General Experimentation Guidelines
Before starting any experiment, it is important to know what you are doing so that you don’t set it up incorrectly or get misled by results. Ideally there is a data scientist on the team who can help design experiments, but if there isn’t, it’s recommended that whoever is setting up the experiments has a good understanding of A/B testing first. A great book to help form an understanding is: Trustworthy Online Controlled Experiments: A Practical Guide to A/B Testing by Ron Kohavi, Diane Tang, and Ya Xu. However, there is also a plethora of free articles online that cover everything you would need to know about A/B testing.
A few general guidelines one should follow:
- Run the experiment for at least 14 days, even if it has reached enough sample size before then, because novelty effects can cause irregular results that will not last over time.
- Similarly, don’t look at the results until the experiment is over. You can end the experiment once it has passed 14 days and after it has had sufficient sample size.
- Only test one small change at a time. You want to be able to understand exactly what feature is causing a change in a metric. Testing several changes at a time, particularly ones that overlap, will make it more difficult to determine the efficacy of each alteration.
- Make sure there is no external bias causing one group to have a stronger effect than the other.
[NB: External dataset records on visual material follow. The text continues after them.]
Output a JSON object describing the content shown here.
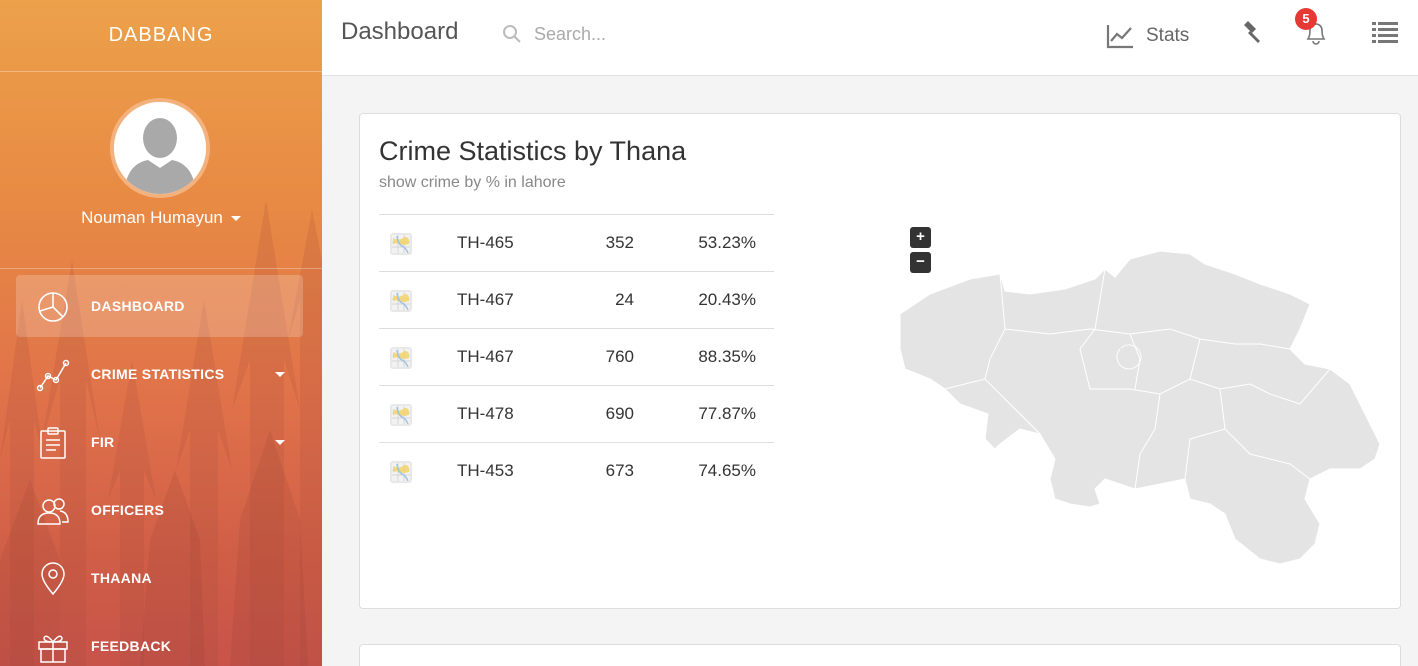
{
  "sidebar": {
    "brand": "DABBANG",
    "user": {
      "name": "Nouman Humayun"
    },
    "items": [
      {
        "label": "DASHBOARD",
        "icon": "pie-chart-icon",
        "active": true
      },
      {
        "label": "CRIME STATISTICS",
        "icon": "line-chart-icon",
        "dropdown": true
      },
      {
        "label": "FIR",
        "icon": "clipboard-icon",
        "dropdown": true
      },
      {
        "label": "OFFICERS",
        "icon": "users-icon"
      },
      {
        "label": "THAANA",
        "icon": "map-pin-icon"
      },
      {
        "label": "FEEDBACK",
        "icon": "gift-icon"
      }
    ]
  },
  "header": {
    "title": "Dashboard",
    "search": {
      "placeholder": "Search...",
      "value": ""
    },
    "stats_label": "Stats",
    "notifications_count": "5"
  },
  "card": {
    "title": "Crime Statistics by Thana",
    "subtitle": "show crime by % in lahore",
    "rows": [
      {
        "thana": "TH-465",
        "count": "352",
        "percent": "53.23%"
      },
      {
        "thana": "TH-467",
        "count": "24",
        "percent": "20.43%"
      },
      {
        "thana": "TH-467",
        "count": "760",
        "percent": "88.35%"
      },
      {
        "thana": "TH-478",
        "count": "690",
        "percent": "77.87%"
      },
      {
        "thana": "TH-453",
        "count": "673",
        "percent": "74.65%"
      }
    ],
    "map": {
      "zoom_in": "+",
      "zoom_out": "−"
    }
  },
  "colors": {
    "sidebar_top": "#eca14a",
    "sidebar_bottom": "#c7534a",
    "badge": "#e53935",
    "map_fill": "#e4e4e4"
  }
}
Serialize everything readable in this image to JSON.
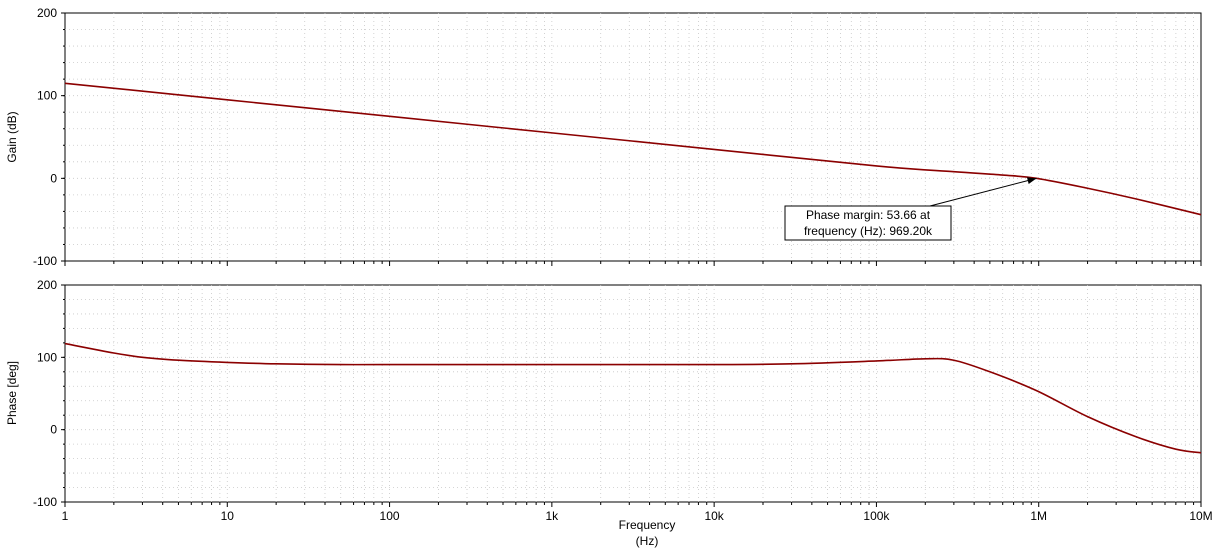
{
  "chart_data": [
    {
      "type": "line",
      "ylabel": "Gain (dB)",
      "xscale": "log",
      "xlim": [
        1,
        10000000
      ],
      "ylim": [
        -100,
        200
      ],
      "yticks": [
        "200",
        "100",
        "0",
        "-100"
      ],
      "grid": true,
      "series": [
        {
          "color": "#8b0000",
          "x": [
            1,
            10,
            100,
            1000,
            10000,
            100000,
            300000,
            600000,
            969200,
            2000000,
            4000000,
            10000000
          ],
          "y": [
            115,
            95,
            75,
            55,
            35,
            15,
            8,
            4,
            0,
            -12,
            -25,
            -44
          ]
        }
      ],
      "annotation": {
        "line1": "Phase margin: 53.66  at",
        "line2": "frequency (Hz): 969.20k",
        "x": 969200,
        "y": 0
      }
    },
    {
      "type": "line",
      "ylabel": "Phase [deg]",
      "xlabel_line1": "Frequency",
      "xlabel_line2": "(Hz)",
      "xscale": "log",
      "xlim": [
        1,
        10000000
      ],
      "ylim": [
        -100,
        200
      ],
      "yticks": [
        "200",
        "100",
        "0",
        "-100"
      ],
      "xticks": [
        "1",
        "10",
        "100",
        "1k",
        "10k",
        "100k",
        "1M",
        "10M"
      ],
      "grid": true,
      "series": [
        {
          "color": "#8b0000",
          "x": [
            1,
            2,
            3,
            5,
            10,
            20,
            50,
            100,
            1000,
            10000,
            30000,
            100000,
            200000,
            300000,
            500000,
            969200,
            2000000,
            4000000,
            7000000,
            10000000
          ],
          "y": [
            119,
            106,
            100,
            96,
            93,
            91,
            90,
            90,
            90,
            90,
            91,
            95,
            98,
            96,
            80,
            54,
            18,
            -10,
            -27,
            -32
          ]
        }
      ]
    }
  ]
}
For example, if the feature you are testing causes a longer browser load time, that delay alone is enough to provide a negative user experience, thus contaminating the results.
Waypost currently only offers two treatments for an experiment, a control group and a test group — in other words, A/B/n tests are not supported. However, you can always run other experiments testing other variants one at a time. There’s no limit on the number of experiments you can run.